Thanks to all. At the behest of the VA I have put my affairs in order and while I have relegated to oblivion past insults and disservices from the public at large and the VA I continue to find myself infuriated at the never ending conflicts that Washington enjoys sending young men to die in. And my disgust at the government's worship of the Wall St Bull with scant attention paid to the people on Main St, many of them young veterans, who find it impossible to climb off the bottom to enjoy a living wage for their work. I came home with a chip on my shoulder but was lucky enough to get past the bitterness and move on with my life but today it seems the economy makes getting ahead much more difficult for many young people, certainly many veterans. I hope the current generation of young veterans milk and bleed the economy of every cent that can be scoured out of Washington. I get a great deal of personal gratification seeing young veterans able to feel secure financially as they pull themselves back into being civilians. Doing so isn't as easy as many may think.

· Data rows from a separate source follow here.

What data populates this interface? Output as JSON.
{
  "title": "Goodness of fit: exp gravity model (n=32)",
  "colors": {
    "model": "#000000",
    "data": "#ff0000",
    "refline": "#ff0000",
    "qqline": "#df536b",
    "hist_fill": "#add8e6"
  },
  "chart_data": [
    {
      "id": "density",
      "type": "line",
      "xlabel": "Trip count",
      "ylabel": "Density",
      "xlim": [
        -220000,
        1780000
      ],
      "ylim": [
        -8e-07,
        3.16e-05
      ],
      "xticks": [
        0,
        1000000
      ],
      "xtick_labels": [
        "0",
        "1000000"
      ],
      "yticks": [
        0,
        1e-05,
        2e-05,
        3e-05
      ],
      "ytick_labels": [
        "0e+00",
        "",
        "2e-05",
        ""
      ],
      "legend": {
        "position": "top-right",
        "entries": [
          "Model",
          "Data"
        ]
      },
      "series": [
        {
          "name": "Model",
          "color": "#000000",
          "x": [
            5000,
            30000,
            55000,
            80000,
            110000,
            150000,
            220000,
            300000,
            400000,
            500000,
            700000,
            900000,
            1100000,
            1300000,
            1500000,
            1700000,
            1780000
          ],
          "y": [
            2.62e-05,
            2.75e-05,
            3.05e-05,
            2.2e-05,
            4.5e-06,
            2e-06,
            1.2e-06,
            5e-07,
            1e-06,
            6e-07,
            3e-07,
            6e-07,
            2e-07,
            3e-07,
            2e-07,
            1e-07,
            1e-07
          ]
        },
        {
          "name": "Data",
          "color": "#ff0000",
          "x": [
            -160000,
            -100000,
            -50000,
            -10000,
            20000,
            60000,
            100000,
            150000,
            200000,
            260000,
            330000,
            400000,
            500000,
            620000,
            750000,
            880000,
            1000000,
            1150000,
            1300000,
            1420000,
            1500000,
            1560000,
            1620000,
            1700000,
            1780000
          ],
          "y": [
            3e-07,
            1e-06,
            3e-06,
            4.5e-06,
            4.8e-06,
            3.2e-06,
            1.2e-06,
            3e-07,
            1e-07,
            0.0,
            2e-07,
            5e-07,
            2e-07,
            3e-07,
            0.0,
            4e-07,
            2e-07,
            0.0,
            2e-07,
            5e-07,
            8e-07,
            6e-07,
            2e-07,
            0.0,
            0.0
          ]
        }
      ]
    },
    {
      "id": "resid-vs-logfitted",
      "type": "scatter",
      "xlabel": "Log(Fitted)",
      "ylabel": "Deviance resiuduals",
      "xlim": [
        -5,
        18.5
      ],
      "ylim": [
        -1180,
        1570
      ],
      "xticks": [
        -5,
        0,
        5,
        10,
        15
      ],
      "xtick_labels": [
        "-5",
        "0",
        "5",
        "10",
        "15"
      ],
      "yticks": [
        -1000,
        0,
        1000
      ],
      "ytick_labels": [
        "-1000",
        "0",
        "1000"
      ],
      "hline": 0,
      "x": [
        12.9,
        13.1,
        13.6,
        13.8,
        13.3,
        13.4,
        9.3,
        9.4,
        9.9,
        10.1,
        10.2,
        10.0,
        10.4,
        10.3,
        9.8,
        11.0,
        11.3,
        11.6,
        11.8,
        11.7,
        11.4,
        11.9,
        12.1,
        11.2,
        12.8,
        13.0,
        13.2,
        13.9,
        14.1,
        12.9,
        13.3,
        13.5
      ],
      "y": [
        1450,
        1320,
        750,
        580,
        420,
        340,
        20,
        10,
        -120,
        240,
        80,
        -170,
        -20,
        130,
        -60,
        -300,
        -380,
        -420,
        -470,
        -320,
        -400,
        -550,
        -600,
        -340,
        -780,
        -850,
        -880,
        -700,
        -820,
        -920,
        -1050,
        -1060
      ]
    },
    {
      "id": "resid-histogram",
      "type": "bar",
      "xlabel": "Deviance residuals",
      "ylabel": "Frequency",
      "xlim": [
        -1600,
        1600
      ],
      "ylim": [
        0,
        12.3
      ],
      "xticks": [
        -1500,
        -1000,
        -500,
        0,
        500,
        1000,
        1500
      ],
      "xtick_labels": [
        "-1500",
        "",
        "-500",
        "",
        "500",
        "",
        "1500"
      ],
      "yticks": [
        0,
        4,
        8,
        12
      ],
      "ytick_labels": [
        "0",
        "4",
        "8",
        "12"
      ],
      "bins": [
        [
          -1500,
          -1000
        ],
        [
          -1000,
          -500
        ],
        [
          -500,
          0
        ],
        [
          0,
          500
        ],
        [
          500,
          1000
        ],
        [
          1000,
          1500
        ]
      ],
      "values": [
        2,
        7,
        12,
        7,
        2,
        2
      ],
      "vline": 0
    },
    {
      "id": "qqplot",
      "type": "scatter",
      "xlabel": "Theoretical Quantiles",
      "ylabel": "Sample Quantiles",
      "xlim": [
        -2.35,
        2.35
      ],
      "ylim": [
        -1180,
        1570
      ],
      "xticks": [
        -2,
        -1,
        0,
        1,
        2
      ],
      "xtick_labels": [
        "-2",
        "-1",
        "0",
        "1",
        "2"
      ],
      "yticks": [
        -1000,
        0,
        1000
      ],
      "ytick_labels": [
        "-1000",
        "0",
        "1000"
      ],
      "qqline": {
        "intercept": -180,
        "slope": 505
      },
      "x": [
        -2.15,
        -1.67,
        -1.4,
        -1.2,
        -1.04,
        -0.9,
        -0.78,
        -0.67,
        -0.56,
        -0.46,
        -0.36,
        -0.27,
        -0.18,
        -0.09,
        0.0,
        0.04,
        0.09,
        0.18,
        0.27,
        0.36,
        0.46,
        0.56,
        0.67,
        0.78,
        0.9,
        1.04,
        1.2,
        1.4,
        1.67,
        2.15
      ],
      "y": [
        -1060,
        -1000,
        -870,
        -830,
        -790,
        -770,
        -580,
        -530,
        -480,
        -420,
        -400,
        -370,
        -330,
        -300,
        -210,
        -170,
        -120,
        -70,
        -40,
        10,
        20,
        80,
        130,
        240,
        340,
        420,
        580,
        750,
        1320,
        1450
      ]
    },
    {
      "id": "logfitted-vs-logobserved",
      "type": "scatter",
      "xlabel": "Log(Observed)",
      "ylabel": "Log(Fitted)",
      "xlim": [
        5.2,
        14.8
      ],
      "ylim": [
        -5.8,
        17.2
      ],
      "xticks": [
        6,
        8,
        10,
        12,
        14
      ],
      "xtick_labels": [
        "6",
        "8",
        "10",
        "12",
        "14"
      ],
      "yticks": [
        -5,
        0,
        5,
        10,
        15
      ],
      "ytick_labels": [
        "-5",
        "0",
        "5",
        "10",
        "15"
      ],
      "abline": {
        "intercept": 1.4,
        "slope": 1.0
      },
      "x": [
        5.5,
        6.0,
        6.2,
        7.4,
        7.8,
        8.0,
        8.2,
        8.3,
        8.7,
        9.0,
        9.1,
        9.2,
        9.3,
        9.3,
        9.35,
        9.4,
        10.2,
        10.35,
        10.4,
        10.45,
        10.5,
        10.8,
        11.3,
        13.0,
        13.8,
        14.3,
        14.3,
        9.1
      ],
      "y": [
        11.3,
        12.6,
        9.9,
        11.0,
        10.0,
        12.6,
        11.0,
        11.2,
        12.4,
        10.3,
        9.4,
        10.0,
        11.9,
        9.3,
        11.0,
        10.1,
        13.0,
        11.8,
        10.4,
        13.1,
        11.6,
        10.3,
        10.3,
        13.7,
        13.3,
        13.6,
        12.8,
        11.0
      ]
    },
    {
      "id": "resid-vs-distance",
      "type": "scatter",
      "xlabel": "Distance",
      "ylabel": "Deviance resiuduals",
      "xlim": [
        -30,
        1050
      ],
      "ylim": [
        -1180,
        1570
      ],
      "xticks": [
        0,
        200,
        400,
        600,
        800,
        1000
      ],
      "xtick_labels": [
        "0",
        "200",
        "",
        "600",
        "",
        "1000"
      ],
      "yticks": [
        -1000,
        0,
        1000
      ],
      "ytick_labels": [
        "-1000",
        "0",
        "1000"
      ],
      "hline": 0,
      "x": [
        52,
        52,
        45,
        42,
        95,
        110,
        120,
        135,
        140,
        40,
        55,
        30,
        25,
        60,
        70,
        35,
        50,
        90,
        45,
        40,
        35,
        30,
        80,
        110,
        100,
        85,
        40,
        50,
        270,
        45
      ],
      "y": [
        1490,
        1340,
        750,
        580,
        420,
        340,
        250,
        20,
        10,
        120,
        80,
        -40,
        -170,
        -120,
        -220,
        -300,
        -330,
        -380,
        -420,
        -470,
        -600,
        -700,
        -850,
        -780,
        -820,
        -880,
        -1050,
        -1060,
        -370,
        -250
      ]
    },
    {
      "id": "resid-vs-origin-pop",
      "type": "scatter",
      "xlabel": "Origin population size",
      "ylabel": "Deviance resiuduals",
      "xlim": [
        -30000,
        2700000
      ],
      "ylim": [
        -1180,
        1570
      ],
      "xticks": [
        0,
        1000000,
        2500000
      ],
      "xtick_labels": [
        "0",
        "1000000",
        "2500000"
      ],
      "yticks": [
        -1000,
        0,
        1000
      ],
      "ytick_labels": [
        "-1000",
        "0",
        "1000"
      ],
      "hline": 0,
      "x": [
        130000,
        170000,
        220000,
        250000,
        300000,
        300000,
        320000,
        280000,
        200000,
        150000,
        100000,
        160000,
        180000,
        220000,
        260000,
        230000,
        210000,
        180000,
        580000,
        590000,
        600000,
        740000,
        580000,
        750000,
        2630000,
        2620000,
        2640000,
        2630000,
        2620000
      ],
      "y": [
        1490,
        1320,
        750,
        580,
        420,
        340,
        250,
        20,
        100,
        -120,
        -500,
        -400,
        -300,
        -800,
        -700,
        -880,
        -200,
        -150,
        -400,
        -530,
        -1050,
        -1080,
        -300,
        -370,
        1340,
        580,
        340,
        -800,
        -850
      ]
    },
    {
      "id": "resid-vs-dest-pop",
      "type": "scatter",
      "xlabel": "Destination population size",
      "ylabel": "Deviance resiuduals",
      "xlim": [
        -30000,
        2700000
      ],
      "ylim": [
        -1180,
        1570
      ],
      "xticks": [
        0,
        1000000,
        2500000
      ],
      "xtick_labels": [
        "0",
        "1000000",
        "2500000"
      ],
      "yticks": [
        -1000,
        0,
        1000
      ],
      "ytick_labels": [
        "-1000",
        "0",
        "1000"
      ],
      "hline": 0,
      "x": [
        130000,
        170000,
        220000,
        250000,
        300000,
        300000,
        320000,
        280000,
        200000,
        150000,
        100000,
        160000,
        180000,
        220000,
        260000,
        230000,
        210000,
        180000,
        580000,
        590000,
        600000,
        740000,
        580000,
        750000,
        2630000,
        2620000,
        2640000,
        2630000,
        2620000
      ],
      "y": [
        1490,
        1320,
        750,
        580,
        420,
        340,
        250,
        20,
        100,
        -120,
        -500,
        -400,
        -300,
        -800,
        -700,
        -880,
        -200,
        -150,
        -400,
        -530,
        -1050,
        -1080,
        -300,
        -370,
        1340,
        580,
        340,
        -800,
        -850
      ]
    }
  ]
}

KF- I guess you didn't allow my post thinking disrespect was meant toward 11:11 and/or other Vietnam vets? Wrong.
Three of my family served, as did I during that time. One was KIA. All three (of them) received one of the 'top three' metals. They have not to this day gotten a bullhorn to remind anyone how badly they were treated when they returned. Bigger men know how and when to discuss such.
And yes, of course, we are ALL grateful for ALL contributions.
Thank you Stacey! You and Joe Hemlaben are doing great things for our vets!
Piston-Knox is the typical, bloviating malcontent. He's an attention seeker of the worst sort, always bitching about his contributions not being recognized...always moaning about the lack of value he perceives society affords him.
He's learned to write well and really sees himself as some rural town city council member. He's too lazy to be a mayor and would never get involved as a builder of any community. Yet he wants a platform from which to hurl his whinings of resentment and hatred for everybody in this world.
Typical guy who probably snot himself in the toe to get a med discharge.
@11:11, thank you for your service.
Should I turn off my spell checker and stop proof reading?
That's up to you, Rod. While you're at it, stop beating your chest and pretending to be something you're not and never were.